The relevant submissions include the circumstance that His Honour took into account other matters that were not charged, including the "representative conduct" allegation, contrary to R v. D (above). This seems to be made out. His Honour, in referring to the applicant's conduct also referred to "great cruelty towards the children" as a feature of the offences.
These allegations included various acts of violence towards the children on other occasions, setting fire to a cat, and various threats. At some stage it may be necessary for this Court to revisit R v. D (above), some points of which are arguably inconsistent with other authorities both in this Court and in other jurisdictions. But for the present it will not be necessary to determine the precise point at which the taking into account of matters beyond the actual facts that establish an offence becomes impermissible.
It is sufficient in the present case to act on the footing that the applicant was aided in obtaining the consent of the children to his acts by aggressive bullying behaviour that he revealed to the children over a period, making it doubly difficult for them to make effective resistance to his acts. It need hardly be said, however, that he is not to be punished for other offences or for general outlandish behaviour. That circumstance, however, does assist in an understanding of the incidents themselves.
Counsel for the applicant referred to the fact that his client has not reoffended since the age of about 25. He also referred to the delay of about 20 years since the commission of the offences and to the rehabilitation that has apparently occurred. He submits that the applicant is entitled to some benefit from pleading guilty, pointing out that the pleas of not guilty to the charges involving R were largely vindicated. Both counsel agree that no particular past decision gives the particular guidance to the correct level of sentence although Bennetto CA 367 of 1997, 2 December 1997, gives some indication of the Court's approach in these matters. Bennetto, of course, was a far more serious example than present.

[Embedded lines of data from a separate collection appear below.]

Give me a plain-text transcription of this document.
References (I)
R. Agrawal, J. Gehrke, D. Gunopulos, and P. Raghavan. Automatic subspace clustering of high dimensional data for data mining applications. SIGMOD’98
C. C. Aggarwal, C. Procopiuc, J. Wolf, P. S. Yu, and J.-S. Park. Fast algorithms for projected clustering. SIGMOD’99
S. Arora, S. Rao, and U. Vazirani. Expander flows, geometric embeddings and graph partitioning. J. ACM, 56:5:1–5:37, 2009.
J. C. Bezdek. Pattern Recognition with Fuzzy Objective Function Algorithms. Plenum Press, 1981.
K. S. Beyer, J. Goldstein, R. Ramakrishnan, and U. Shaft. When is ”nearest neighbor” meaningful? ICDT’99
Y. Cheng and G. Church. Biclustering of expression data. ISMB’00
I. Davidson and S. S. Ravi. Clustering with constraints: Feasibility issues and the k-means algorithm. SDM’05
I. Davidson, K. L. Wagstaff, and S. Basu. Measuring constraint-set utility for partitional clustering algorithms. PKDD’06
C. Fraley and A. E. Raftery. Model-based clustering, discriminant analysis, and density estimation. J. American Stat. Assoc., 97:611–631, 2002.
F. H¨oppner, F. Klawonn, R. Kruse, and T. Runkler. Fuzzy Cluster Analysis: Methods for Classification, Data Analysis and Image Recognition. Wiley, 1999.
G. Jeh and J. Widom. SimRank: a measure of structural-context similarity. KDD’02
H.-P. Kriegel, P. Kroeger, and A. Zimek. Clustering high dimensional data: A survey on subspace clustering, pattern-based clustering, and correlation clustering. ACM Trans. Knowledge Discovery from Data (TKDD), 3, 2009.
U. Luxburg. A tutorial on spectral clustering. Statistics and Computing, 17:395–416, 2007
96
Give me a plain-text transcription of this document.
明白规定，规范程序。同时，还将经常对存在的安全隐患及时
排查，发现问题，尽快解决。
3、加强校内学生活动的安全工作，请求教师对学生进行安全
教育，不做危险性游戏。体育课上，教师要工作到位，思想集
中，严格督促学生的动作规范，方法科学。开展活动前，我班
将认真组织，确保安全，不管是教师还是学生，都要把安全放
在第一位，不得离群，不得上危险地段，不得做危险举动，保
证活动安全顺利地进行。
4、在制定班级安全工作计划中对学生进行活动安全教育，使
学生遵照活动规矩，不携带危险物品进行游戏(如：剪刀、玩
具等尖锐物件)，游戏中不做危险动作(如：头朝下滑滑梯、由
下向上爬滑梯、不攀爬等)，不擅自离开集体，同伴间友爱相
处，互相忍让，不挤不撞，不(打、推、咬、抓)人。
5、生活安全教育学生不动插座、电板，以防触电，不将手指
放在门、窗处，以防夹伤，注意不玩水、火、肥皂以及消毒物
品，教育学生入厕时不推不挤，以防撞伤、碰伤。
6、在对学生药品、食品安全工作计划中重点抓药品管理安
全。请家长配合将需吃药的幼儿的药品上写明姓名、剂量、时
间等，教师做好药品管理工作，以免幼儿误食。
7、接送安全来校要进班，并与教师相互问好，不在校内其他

In my view, having regard to the relative seriousness of the actual offences, the fact that there were three separate complainants, and tempering this with the delay that has occurred and the other factors to which I have referred, the appropriate operative sentence that should have been imposed was one of four year's imprisonment with a recommendation for consideration of parole after 18 months.
I would accordingly grant the application, allow the appeal and order that the sentences in respect of the counts relating to M be set aside and replaced with sentences of four years with the recommendation for consideration of parole after 18 months.
McPHERSON JA: I agree.
DAVIES JA: I agree.
McPHERSON JA: The order will be in the form which has been stated by Mr Justice Thomas.